Rather ironically, earlier in the same interview Gingrich draws upon the example of the American War of Independence to make a point, noting that the pin he wears on his lapel is the command flag of General Washington at Valley Forge. Yet American identity is perhaps the preeminent example of an “imagined community” (or an “invented people.”). No one had ever thought of themselves as “American” before the 17th century or so. European colonists were generally of British stock, and “American” nationalism didn’t become politically relevant until the latter half of the 18th century.

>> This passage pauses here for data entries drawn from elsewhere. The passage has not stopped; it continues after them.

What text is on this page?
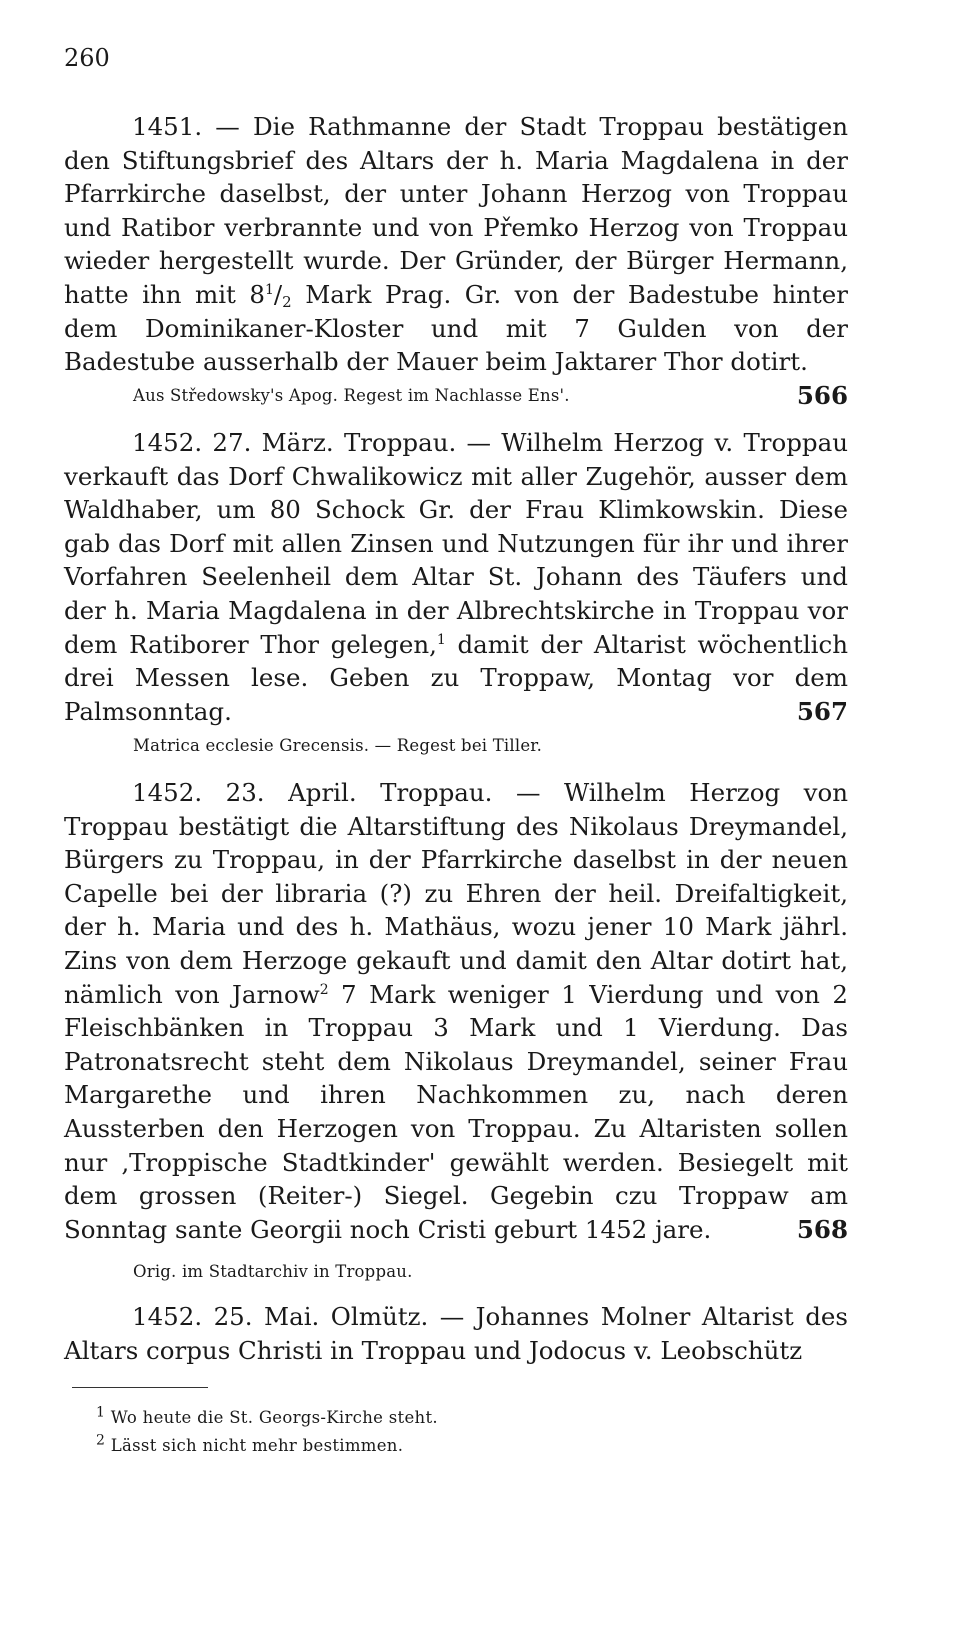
260

1451. — Die Rathmanne der Stadt Troppau bestätigen den Stiftungsbrief des Altars der h. Maria Magdalena in der Pfarrkirche daselbst, der unter Johann Herzog von Troppau und Ratibor verbrannte und von Přemko Herzog von Troppau wieder hergestellt wurde. Der Gründer, der Bürger Hermann, hatte ihn mit $8^1/_2$ Mark Prag. Gr. von der Badestube hinter dem Dominikaner-Kloster und mit 7 Gulden von der Badestube ausserhalb der Mauer beim Jaktarer Thor dotirt.
566

Aus Středowsky's Apog. Regest im Nachlasse Ens'.

1452. 27. März. Troppau. — Wilhelm Herzog v. Troppau verkauft das Dorf Chwalikowicz mit aller Zugehör, ausser dem Waldhaber, um 80 Schock Gr. der Frau Klimkowskin. Diese gab das Dorf mit allen Zinsen und Nutzungen für ihr und ihrer Vorfahren Seelenheil dem Altar St. Johann des Täufers und der h. Maria Magdalena in der Albrechtskirche in Troppau vor dem Ratiborer Thor gelegen,$^1$ damit der Altarist wöchentlich drei Messen lese. Geben zu Troppaw, Montag vor dem Palmsonntag.	567

Matrica ecclesie Grecensis. — Regest bei Tiller.

1452. 23. April. Troppau. — Wilhelm Herzog von Troppau bestätigt die Altarstiftung des Nikolaus Dreymandel, Bürgers zu Troppau, in der Pfarrkirche daselbst in der neuen Capelle bei der libraria (?) zu Ehren der heil. Dreifaltigkeit, der h. Maria und des h. Mathäus, wozu jener 10 Mark jährl. Zins von dem Herzoge gekauft und damit den Altar dotirt hat, nämlich von Jarnow$^2$ 7 Mark weniger 1 Vierdung und von 2 Fleischbänken in Troppau 3 Mark und 1 Vierdung. Das Patronatsrecht steht dem Nikolaus Dreymandel, seiner Frau Margarethe und ihren Nachkommen zu, nach deren Aussterben den Herzogen von Troppau. Zu Altaristen sollen nur ‚Troppische Stadtkinder' gewählt werden. Besiegelt mit dem grossen (Reiter-) Siegel. Gegebin czu Troppaw am Sonntag sante Georgii noch Cristi geburt 1452 jare.	568

Orig. im Stadtarchiv in Troppau.

1452. 25. Mai. Olmütz. — Johannes Molner Altarist des Altars corpus Christi in Troppau und Jodocus v. Leobschütz

$^1$ Wo heute die St. Georgs-Kirche steht.
$^2$ Lässt sich nicht mehr bestimmen.
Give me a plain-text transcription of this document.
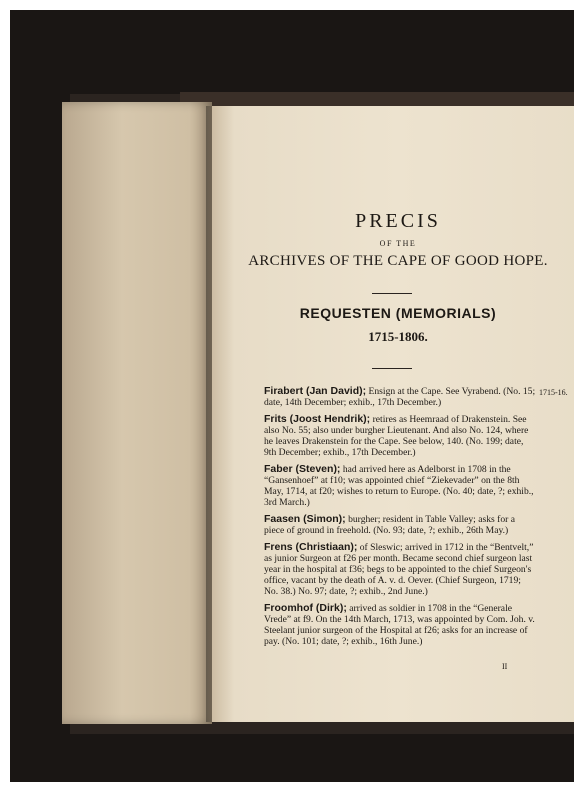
PRECIS
OF THE
ARCHIVES OF THE CAPE OF GOOD HOPE.
REQUESTEN (MEMORIALS)
1715-1806.
1715-16.

Firabert (Jan David); Ensign at the Cape. See Vyrabend. (No. 15; date, 14th December; exhib., 17th December.)

Frits (Joost Hendrik); retires as Heemraad of Drakenstein. See also No. 55; also under burgher Lieutenant. And also No. 124, where he leaves Drakenstein for the Cape. See below, 140. (No. 199; date, 9th December; exhib., 17th December.)

Faber (Steven); had arrived here as Adelborst in 1708 in the “Gansenhoef” at f10; was appointed chief “Ziekevader” on the 8th May, 1714, at f20; wishes to return to Europe. (No. 40; date, ?; exhib., 3rd March.)

Faasen (Simon); burgher; resident in Table Valley; asks for a piece of ground in freehold. (No. 93; date, ?; exhib., 26th May.)

Frens (Christiaan); of Sleswic; arrived in 1712 in the “Bentvelt,” as junior Surgeon at f26 per month. Became second chief surgeon last year in the hospital at f36; begs to be appointed to the chief Surgeon's office, vacant by the death of A. v. d. Oever. (Chief Surgeon, 1719; No. 38.) No. 97; date, ?; exhib., 2nd June.)

Froomhof (Dirk); arrived as soldier in 1708 in the “Generale Vrede” at f9. On the 14th March, 1713, was appointed by Com. Joh. v. Steelant junior surgeon of the Hospital at f26; asks for an increase of pay. (No. 101; date, ?; exhib., 16th June.)

II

In the years that followed, the American state deliberately sought to inculcate a sense of common citizenship among its diverse population, through national myths, symbols, and mass education. (“Canadian” nationalism evolved in somewhat similar ways, and since the 19th century has been very much defined in self-conscious distinction to Canada’s powerful neighbour to the south.)
In short, in finding fault with the supposedly artificial nature of the Palestinians’ deep-seated sense of national identity, Gingrich is showing a fundamental disregard for a core principle of freedom (the freedom to choose one’s social identity) and self-determination. His shallow blindness to the rights, hopes, and dreams of others neither does him credit as a political candidate, nor does it serve the search for Middle East peace. He also shows a striking lack of appreciation for the “invention” of his own diverse country—a country of overwhelmingly immigrant origins, once “part of the British Empire”—and its remarkable struggle to forge a common sense of political belonging through the pain of repression, revolution, and civil war.